3/7/22 – Nightmares of You

“All because of you, I haven’t slept in so long”…

These lyrics I used to find comfort in, because they reminded me of you. I used to find comfort in the thought of lying next to you.

Now I can’t sleep because my nights are consumed by nightmares of you. Nightmares. Nightmares. Nightmares are what you turned those beautiful memories into.

You’ve poisoned my brain, you’ve poisoned my thoughts. I hate sleeping now, because when I do, I can’t stop the nightmares of you.

I woke up drenched in sweat today. I woke up shaking and crying with sweat all over my body. The nightmares wouldn’t stop last night. I woke up every hour, trying to rid my brain from those wretched thoughts of you. Memories. They are all derived from horrible memories that I wish weren’t true.

In my nightmare there you were, handsome as ever. I never imagined that I would find brown eyes so beautiful. I never imagined that the most beautiful face I had ever laid eyes on, could one day end up being the ugliest face that I dread to see.
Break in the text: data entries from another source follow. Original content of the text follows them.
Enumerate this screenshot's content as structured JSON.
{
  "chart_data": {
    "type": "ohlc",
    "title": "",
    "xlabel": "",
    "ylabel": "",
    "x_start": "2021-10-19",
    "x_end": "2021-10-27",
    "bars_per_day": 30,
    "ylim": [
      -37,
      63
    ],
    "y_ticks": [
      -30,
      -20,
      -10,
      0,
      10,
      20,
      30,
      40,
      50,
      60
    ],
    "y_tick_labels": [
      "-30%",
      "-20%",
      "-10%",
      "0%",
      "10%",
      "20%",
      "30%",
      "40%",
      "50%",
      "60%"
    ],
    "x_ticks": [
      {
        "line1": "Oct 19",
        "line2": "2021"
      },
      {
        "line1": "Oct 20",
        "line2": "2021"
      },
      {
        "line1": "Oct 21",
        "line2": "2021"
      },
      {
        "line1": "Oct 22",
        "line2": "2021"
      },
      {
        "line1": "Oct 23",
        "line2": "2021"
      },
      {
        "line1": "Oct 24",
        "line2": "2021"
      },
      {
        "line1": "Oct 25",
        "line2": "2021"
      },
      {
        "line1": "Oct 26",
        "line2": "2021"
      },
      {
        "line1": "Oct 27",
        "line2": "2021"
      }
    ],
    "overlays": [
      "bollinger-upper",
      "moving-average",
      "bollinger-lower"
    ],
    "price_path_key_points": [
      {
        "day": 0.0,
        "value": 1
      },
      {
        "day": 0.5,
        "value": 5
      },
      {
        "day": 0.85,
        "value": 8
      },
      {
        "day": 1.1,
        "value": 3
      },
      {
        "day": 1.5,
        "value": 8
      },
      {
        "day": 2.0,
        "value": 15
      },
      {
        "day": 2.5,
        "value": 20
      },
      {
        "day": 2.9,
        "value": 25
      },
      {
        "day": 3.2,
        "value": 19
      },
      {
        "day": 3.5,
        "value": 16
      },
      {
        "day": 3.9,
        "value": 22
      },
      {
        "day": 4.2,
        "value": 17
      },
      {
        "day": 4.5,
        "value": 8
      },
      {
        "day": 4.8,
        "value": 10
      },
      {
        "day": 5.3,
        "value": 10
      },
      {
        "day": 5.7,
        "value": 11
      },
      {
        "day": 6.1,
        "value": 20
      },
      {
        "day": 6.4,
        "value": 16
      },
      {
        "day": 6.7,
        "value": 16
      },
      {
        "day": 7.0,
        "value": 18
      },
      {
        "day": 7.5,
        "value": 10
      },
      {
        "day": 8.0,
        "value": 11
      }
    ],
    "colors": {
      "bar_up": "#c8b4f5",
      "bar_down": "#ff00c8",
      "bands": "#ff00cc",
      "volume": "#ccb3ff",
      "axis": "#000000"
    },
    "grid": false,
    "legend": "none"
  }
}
I blocked you for 4 months. I blocked you & I felt great about it. I was finally ridding myself of you. Then I remembered, my laptop. I had a laptop that I left with you. Why did I forget it? I’m not sure. I don’t remember. Maybe I couldn’t carry it with all my stuff and Bella when I moved. Either way, I remembered you had it. So I unblocked you to ask for it.

Here and there you’ve made stupid comments. Stupid comments of how you missed me and sometimes think of me. To you, that is nothing, but to me, those words meant everything.

I adored you. I loved you with all that I was. All that I am. All that I ever could be. Yet you destroyed me. You mentally destroyed me.

I reached out today. I reached out to let you know that the traumatic memories you put me through are still engraved in my brain. Your response? “But I’m a thousand miles away.” Yet you are kinda right, you still are wrong. You still fail to see the larger picture of it all. You still refuse to acknowledge the truth, you still refuse to own up to what you did to me. Your response was clear.

I want nothing to do with you. Please. Stay out of my thoughts. Please brain, just do away with all of the memories of him. I hate reliving them. I hate remembering. Why must you make me live through those horrible moments over & over again?

“It’s been years”, is what you said. Which is true. It has been years. But my heart doesn’t realize that. No, my heart still hurts as if it was just yesterday that I leaned in to give you a kiss but you turned your face away.

My heart still remembers opening notebooks and finding girls numbers. Finding their numbers in notebooks I gifted to you.

My heart still remembers, laying in bed with you and thinking the world of you, meanwhile you were sending texts of sweet nothings to others. Why?

Why did you do this to me? What did I ever do to deserve all of this pain? When I tell you I’d rather die than relive all of those moments again, I truthfully mean it. I would rather die.

Please God, just let me die or erase those memories. I can’t take it anymore. I can’t. I can’t. I can’t. It’s too much for me to bear. It’s way too much for me to feel. I just don’t want to feel anything for you at all anymore or ever again.

I told you to send the laptop then stay out of my life. Although it hurts me to say that, it’s what I need.

I need to be free. I need to be absolutely free of you so that one day you will only be a distant memory with no meaning attached. I can’t wait for the day, that you mean nothing to me. Because truth is, you are still everything to me. Even now. And I fucking hate it.

Please God, just make it stop. I can’t keep living like this. I can’t keep wishing things would’ve turned out differently. I can’t keep wondering what was so wrong with me. I can’t keep doing this. I just can’t.